Newfoundland sea captain and politician (1841–1925)

John Bartlett (c. 1841 – July 15, 1925) was a Newfoundland mariner and politician. He represented Port de Grave in the Newfoundland House of Assembly from 1873 to 1874 and from 1882 to 1886.

==Sailing career==

John Bartlett was born in Brigus, Conception Bay as the son of Captain Abram Bartlett. Much like his father, Bartlett became a master mariner and sealing captain. He became the first of the Bartlett family to travel to the Arctic Ocean in 1869 when he brought Arctic explorer Isaac Hayes to Melville Bay, Greenland on board the Panther. He later transported Robert Peary during Peary's early unsuccessful attempts to reach the North Pole.

==Politics==

Bartlett was twice elected to the Newfoundland House of Assembly. He successfully ran as an Anti-Confederate supporter of Premier Charles Fox Bennett in 1873, but he was quickly defeated in the succeeding 1874 election after Bennett's government had collapsed.
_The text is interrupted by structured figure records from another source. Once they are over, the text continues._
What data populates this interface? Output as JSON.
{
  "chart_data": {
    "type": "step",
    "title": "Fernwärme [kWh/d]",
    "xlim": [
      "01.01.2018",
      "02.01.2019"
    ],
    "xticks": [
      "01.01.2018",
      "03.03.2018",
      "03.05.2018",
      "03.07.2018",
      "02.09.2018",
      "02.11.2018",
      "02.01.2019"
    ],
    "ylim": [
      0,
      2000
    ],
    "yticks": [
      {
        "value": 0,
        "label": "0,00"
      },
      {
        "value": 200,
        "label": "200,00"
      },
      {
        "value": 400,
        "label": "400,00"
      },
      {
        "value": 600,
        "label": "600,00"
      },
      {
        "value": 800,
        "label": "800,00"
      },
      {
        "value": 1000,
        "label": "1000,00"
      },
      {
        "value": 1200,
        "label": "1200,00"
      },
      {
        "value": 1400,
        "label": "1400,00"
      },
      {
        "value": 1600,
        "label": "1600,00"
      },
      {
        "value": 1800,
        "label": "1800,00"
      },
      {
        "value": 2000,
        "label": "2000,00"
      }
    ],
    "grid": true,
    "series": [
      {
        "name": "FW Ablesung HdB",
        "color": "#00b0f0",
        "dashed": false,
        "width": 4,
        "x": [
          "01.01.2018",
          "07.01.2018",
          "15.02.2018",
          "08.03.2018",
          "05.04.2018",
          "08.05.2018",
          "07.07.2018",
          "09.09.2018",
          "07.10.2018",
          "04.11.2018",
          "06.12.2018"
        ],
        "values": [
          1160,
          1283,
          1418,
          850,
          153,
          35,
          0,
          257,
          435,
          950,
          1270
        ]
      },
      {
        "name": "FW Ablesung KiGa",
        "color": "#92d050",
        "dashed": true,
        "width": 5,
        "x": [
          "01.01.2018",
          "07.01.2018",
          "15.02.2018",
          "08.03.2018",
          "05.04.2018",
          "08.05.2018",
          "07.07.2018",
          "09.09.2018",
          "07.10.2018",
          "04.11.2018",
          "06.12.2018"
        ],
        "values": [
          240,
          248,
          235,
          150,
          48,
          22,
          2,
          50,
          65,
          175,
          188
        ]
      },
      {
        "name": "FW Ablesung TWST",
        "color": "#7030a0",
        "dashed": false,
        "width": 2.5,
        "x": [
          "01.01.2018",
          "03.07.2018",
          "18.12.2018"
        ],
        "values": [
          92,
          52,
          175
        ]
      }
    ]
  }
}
Nearly a decade later, Bartlett re-entered the House of Assembly as an independent candidate in the 1882 election where he served an additional term before retiring in 1885. Historian D. W. Prowse would later recall that Bartlett became beloved for his campaign promise to install a "public grindstone" in each community in his district so that every citizen "could grind his own axe at the public expense." Public grindstones were erected in Brigus, Bareneed, Port de Grave, Clarke's Beach, and Pick Eyes.

Bartlett died in Brigus on July 15, 1925. His nephew Robert Bartlett later worked with Peary and was an Arctic explorer in his own right.